En 1999, environ 45 millions de mètres cubes (Mm3) de matière ligneuse ont été récoltés au Québec. Pour les cinq années précédentes, la moyenne annuelle de récolte dans les forêts publiques se chiffre à 30,9 Mm3 et dans les forêts privées à 9,6 Mm3. Ces nombres peuvent sembler élevés, mais selon Ressources naturelles Canada, la superficie des aires de récolte au Québec en 1998-1999 représentait moins de un demi de 1% des terres forestières québécoises. Cette surface est moindre que celle qui a été défoliée par les insectes et brûlée par les feux de forêts durant cette période.
Bien que la surface récoltée annuellement dans la forêt québécoise ne représente qu’un infime pourcentage des terres forestières, les méthodes privilégiées par les forestiers (la coupe avec protection de la régénération des sols et la coupe à blanc) produisent des images que certains peuvent considérer comme choquantes. La plupart des ingénieurs forestiers croient cependant que le dommage causé par ces techniques n’est pas pire que les ravages causés cycliquement par la nature. Le professeur Michel Dessureault de la Faculté de foresterie et de géomatique de l’Université Laval soutient ainsi que la coupe à blanc favorise la régénération forestière de la même façon qu’un feu qui détruit le couvert végétal participe à la dynamique de l’écosystème en favorisant les nouvelles pousses.
Même si bon nombre d’écologistes soutiennent que l’État n’est pas assez conservateur dans l’estimation de la quantité de bois que l’on peut couper sans porter atteinte au capital forestier, la plupart des spécialistes de la question ne croient pas qu’il y ait une rupture de stocks au Québec. On peut également rappeler que les forêts résineuses sous aménagement se renouvellent de façon naturelle dans environ 80% des cas et qu’afin d’accélérer la vitesse de repousse et la valeur commerciale de la forêt québécoise, des efforts de reboisement importants ont été faits depuis quelques années. Il se plante maintenant près de 140 millions d’arbres annuellement au Québec, un chiffre moins élevé qu’au début des années 1990 qui était une période de rattrapage, mais qui est jugé suffisant pour assurer la durabilité de la ressource. (…)
Si la forêt québécoise ne semble pas prête de connaître une rupture des stocks de matière ligneuse, plusieurs intervenants soutiennent toutefois que l’on n’en fait pas le meilleur usage possible.

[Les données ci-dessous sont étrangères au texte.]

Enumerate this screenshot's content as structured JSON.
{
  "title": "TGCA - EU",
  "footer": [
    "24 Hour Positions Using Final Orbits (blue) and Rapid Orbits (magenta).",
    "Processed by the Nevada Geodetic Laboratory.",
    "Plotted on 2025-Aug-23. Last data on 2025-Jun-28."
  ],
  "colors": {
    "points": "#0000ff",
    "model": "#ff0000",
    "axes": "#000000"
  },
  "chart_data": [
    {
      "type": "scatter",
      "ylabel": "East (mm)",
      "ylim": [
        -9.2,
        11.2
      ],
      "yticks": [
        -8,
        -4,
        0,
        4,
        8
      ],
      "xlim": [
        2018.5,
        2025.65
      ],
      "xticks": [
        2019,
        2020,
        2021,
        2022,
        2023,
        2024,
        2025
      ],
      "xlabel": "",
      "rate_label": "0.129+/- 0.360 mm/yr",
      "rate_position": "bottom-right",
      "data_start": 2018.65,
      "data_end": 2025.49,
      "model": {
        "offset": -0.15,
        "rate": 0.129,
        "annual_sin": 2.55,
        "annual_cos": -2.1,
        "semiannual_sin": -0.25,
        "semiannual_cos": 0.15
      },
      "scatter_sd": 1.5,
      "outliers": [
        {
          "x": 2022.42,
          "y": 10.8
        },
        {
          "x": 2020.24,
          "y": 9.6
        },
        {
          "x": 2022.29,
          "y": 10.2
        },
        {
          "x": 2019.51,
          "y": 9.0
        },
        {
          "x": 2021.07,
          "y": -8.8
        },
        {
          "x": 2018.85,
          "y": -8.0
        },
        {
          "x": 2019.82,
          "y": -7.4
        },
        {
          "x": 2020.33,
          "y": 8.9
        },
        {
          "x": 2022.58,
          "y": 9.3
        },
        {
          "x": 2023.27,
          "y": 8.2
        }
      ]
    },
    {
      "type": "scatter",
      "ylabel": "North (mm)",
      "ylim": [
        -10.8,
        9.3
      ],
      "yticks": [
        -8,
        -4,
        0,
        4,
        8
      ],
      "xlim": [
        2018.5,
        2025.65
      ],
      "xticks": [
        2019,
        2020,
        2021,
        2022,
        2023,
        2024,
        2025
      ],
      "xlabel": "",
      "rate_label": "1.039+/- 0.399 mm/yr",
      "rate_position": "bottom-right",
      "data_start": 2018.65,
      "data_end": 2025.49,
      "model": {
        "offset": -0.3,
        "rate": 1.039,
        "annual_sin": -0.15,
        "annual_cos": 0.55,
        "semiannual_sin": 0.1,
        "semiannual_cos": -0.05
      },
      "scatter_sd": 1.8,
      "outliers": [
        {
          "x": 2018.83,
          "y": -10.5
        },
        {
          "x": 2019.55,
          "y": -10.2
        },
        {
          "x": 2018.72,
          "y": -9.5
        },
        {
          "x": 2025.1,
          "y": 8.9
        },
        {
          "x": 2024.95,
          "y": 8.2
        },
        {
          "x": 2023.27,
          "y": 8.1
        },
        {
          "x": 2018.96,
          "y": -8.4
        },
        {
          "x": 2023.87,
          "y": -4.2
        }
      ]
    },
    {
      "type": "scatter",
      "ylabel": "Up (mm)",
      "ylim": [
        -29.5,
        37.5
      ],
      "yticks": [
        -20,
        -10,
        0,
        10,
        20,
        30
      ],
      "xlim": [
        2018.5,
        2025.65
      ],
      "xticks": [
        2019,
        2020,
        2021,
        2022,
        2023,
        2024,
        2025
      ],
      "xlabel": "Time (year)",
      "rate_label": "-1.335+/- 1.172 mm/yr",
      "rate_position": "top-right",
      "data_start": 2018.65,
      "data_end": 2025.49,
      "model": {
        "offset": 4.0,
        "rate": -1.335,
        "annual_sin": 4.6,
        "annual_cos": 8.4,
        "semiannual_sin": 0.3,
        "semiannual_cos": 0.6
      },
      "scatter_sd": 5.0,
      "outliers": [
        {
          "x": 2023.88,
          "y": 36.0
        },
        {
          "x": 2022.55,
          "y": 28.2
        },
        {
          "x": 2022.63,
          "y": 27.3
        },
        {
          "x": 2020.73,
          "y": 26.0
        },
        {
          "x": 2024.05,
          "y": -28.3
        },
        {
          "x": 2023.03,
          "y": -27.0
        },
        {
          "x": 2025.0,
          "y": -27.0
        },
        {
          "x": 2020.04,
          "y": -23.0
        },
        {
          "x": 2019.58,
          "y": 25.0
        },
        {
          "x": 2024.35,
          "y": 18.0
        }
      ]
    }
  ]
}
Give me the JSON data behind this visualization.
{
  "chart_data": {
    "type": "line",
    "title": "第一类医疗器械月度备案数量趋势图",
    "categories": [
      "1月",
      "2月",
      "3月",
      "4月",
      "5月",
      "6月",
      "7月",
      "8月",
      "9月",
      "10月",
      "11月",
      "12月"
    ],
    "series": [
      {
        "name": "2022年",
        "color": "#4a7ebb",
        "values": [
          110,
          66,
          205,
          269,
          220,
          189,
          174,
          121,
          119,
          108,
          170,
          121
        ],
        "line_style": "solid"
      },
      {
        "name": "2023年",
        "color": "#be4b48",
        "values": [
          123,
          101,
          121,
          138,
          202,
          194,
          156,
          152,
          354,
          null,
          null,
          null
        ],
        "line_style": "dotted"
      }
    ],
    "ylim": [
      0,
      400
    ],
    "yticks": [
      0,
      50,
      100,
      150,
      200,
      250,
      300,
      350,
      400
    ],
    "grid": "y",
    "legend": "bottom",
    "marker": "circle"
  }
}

La gestion publique et le développement durable
Les forêts publiques représentent plus de 87% du territoire forestier du Québec. La vaste majorité des Québécois se réjouissent de cette situation, car ils croient qu’ainsi la forêt leur appartient et constitue une richesse collective qui profite au plus grand nombre.
En pratique toutefois, la gestion publique de la forêt québécoise génère beaucoup d’insatisfaction. Des propriétaires de forêts privées accusent le gouvernement de vendre la matière ligneuse tirée de la forêt publique à un prix trop bas, ce qui nuit à leurs propres opérations. D’autres se plaignent des mesures gouvernementales de soutien au reboisement qui favoriseraient essentiellement les conifères alors que plusieurs forêts privées situées dans le sud du Québec sont surtout composées de feuillues ou sont mixtes.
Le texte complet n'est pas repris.